De 'Murkjen' in gebruik
“Murkjen” was en is een elegant scheepje, dat voortreffelijk zeilt. Ze is heel goed alleen te zeilen. Met een licht lopend windje kon ik de zeilen vast zetten, het roer los laten en haar dan sturen door de fokkeschoot een klein beetje aan te halen of te laten vieren. Ik zat dan tegen het mastdoft. Omdat ik jaarlijks met de boot op vakantie naar Friesland ging, begon ik “Murkjen” snel te klein te vinden. Het eind Groningen - Friesland is met een klein scheepje met een klein buitenboord motortje een stevige tocht. In 1986 kocht ik daarom het grotere Friese jacht “Bestevaer”.
De Ansichtkaart
Toen de foto van de werf van Visser uit Zwijndrecht in de Waterkampioen stond was het voor mij duidelijk dat dit “Murkjen” was. Maar enige bevestiging hiervoor had ik niet. Het oudste werkelijke jaartal dat ik van haar kende lag in de jaren vlak na de Tweede Wereldoorlog. Een zeeverkennersgroep uit Durgerdam was toen eigenaar. Van daarvoor was niets concreets bekend. Ook niet het bouwjaar. Altijd ben ik blijven zoeken naar een originele foto van het exemplaar zoals in de Waterkampioen had gestaan. Een paar jaar geleden vond ik het.

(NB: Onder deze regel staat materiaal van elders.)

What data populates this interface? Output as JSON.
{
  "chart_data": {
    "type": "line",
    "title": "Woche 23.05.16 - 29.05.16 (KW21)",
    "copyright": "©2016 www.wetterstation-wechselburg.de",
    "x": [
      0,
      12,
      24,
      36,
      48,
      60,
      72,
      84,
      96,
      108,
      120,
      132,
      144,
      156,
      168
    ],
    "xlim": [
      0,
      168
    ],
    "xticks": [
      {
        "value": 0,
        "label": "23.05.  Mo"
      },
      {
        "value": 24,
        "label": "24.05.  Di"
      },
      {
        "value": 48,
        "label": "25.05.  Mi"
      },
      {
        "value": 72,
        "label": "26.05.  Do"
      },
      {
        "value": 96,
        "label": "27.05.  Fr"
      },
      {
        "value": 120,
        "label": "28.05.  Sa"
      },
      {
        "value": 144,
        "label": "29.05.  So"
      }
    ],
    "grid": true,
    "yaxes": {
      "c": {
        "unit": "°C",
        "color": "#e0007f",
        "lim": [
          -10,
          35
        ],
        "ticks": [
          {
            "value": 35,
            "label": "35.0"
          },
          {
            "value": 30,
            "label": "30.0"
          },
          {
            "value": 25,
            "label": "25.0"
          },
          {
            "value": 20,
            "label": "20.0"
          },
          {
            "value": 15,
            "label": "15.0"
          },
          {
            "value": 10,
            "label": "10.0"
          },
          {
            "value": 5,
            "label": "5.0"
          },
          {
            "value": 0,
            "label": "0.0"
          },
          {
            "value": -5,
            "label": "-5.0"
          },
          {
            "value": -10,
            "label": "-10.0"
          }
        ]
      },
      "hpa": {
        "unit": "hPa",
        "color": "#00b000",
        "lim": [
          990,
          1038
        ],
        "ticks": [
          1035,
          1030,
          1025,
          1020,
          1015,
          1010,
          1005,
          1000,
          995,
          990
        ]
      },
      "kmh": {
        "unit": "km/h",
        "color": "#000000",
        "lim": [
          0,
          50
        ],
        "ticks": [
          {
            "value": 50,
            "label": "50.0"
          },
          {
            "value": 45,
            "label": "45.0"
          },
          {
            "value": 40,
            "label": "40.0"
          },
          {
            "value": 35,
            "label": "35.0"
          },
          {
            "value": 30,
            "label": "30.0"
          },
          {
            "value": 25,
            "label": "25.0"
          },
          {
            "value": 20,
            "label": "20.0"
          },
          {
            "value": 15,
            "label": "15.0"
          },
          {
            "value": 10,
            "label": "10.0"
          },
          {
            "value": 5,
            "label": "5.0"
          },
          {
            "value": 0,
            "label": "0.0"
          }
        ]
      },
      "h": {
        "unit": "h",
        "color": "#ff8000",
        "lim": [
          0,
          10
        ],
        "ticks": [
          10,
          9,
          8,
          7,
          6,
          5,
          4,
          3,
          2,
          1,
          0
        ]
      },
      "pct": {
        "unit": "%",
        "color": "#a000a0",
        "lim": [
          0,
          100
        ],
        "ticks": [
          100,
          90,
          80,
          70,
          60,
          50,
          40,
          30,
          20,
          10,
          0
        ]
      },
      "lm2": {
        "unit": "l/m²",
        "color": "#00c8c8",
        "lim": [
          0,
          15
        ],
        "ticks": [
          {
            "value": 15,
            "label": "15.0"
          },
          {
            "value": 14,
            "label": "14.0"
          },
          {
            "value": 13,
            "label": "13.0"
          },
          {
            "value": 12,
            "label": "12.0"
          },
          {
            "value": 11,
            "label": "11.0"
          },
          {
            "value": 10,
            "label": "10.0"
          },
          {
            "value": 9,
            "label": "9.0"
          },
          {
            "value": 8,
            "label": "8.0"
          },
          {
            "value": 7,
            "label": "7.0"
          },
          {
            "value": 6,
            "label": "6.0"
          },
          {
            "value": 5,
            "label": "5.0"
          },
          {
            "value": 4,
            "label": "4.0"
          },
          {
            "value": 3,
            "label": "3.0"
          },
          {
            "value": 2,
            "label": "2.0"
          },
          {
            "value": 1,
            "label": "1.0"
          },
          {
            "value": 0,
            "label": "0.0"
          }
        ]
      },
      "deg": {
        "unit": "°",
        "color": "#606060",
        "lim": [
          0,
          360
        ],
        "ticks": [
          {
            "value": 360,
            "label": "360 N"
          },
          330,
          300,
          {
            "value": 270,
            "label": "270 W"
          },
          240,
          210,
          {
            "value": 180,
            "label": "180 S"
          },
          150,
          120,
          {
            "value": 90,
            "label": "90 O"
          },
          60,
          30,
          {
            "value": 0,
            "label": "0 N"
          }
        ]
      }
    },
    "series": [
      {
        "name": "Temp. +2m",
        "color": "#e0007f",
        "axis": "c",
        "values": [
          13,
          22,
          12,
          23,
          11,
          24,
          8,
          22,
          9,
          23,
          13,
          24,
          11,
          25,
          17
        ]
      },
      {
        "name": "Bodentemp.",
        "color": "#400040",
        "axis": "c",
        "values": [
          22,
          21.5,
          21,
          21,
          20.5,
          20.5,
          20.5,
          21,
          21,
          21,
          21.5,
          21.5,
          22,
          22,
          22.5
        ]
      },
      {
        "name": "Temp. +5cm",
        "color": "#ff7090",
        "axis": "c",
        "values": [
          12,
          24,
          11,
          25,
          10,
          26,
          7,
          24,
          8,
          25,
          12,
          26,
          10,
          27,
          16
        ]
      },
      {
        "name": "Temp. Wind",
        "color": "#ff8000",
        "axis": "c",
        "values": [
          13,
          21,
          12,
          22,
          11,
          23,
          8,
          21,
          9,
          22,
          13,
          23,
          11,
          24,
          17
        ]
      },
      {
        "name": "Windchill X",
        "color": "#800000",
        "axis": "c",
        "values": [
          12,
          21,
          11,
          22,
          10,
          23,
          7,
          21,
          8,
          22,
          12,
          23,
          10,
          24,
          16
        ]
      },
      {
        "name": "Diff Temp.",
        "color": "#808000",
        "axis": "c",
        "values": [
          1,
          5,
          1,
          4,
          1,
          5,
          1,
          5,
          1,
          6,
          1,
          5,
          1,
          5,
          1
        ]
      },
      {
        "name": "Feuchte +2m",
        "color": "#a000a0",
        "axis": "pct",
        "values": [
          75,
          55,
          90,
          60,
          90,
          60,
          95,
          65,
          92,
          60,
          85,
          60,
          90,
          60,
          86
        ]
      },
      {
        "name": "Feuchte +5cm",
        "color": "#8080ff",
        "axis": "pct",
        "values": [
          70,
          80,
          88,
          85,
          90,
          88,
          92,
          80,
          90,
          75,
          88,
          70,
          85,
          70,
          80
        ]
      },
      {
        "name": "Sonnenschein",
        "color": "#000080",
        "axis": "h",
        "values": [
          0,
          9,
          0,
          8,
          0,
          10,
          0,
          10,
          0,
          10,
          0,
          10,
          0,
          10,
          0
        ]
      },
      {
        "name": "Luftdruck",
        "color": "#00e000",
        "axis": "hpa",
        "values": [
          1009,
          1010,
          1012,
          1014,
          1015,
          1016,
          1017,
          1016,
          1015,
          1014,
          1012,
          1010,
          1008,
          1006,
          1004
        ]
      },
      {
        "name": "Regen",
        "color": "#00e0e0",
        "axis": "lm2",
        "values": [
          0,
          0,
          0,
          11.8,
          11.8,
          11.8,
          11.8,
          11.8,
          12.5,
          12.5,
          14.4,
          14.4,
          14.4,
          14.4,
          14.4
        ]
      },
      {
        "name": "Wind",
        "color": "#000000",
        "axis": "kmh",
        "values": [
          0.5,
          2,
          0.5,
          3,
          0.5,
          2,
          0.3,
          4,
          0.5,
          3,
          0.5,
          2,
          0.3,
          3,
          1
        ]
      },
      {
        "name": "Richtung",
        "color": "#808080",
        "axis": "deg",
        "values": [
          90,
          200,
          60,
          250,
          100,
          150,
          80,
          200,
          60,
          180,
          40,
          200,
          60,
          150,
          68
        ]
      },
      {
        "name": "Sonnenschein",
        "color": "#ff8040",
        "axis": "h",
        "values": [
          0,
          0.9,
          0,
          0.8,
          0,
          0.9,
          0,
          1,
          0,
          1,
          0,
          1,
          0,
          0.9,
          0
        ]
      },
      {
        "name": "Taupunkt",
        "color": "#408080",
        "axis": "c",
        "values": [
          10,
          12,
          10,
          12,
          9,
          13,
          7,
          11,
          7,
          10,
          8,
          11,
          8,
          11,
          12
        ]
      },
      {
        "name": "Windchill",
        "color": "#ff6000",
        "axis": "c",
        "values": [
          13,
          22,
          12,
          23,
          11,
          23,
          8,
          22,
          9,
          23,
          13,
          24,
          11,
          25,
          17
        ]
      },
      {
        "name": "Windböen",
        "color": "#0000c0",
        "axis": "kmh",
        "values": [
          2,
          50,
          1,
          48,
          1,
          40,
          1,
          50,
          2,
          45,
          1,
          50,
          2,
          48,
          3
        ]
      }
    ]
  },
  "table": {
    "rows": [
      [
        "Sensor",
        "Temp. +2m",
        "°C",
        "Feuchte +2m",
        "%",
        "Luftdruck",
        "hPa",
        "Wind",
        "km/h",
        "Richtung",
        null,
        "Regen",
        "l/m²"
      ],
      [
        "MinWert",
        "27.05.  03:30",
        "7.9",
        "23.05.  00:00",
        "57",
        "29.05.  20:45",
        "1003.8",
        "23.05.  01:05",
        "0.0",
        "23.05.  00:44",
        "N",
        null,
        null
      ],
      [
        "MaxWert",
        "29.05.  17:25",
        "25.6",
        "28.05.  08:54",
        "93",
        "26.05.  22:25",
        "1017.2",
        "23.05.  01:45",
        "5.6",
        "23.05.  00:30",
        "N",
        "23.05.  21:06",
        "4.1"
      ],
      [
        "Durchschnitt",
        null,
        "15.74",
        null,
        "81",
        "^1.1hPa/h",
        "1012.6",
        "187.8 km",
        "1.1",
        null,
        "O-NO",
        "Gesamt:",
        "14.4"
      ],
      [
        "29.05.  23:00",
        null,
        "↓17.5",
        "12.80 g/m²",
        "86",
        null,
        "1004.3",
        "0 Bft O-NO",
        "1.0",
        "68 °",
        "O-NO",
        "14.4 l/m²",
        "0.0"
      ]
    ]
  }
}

Bij het zien de originele ansicht bleef ik twijfelen over het wel of niet aanwezig zijn van het berghout. Murkjen heeft een berghout. Je kunt het niet over het hoofd zien. Bij het scheepje op de ansicht kun je met recht verschillende inzichten hebben. Twijfel dus.
Op het moment dat ik iets heel anders aan het opzoeken was in het boek “Tjotters en Boatsjes” uit 1997 van Dr Ir. J. Vermeer vond ik op bladzijde negenenzestig een hoofdstuk over Lolke en Feike Lantinga uit IJlst waarin de naam van W.Visser uit Zwijndrecht als opdrachtgever stond vermeld. Kern van het relaas is dat er kort voor het verschijnen van het boek “Tjotters en Boatsjes” een aantal klad werfboeken van de werf van Lantinga teruggevonden waren. Het bestaan hiervan was eerder niet bekend. Er worden schepen in beschreven die gebouwd zijn in de periode tussen 1904 en 1922. Een aantal bekende schepen uit die periode ontbreken echter.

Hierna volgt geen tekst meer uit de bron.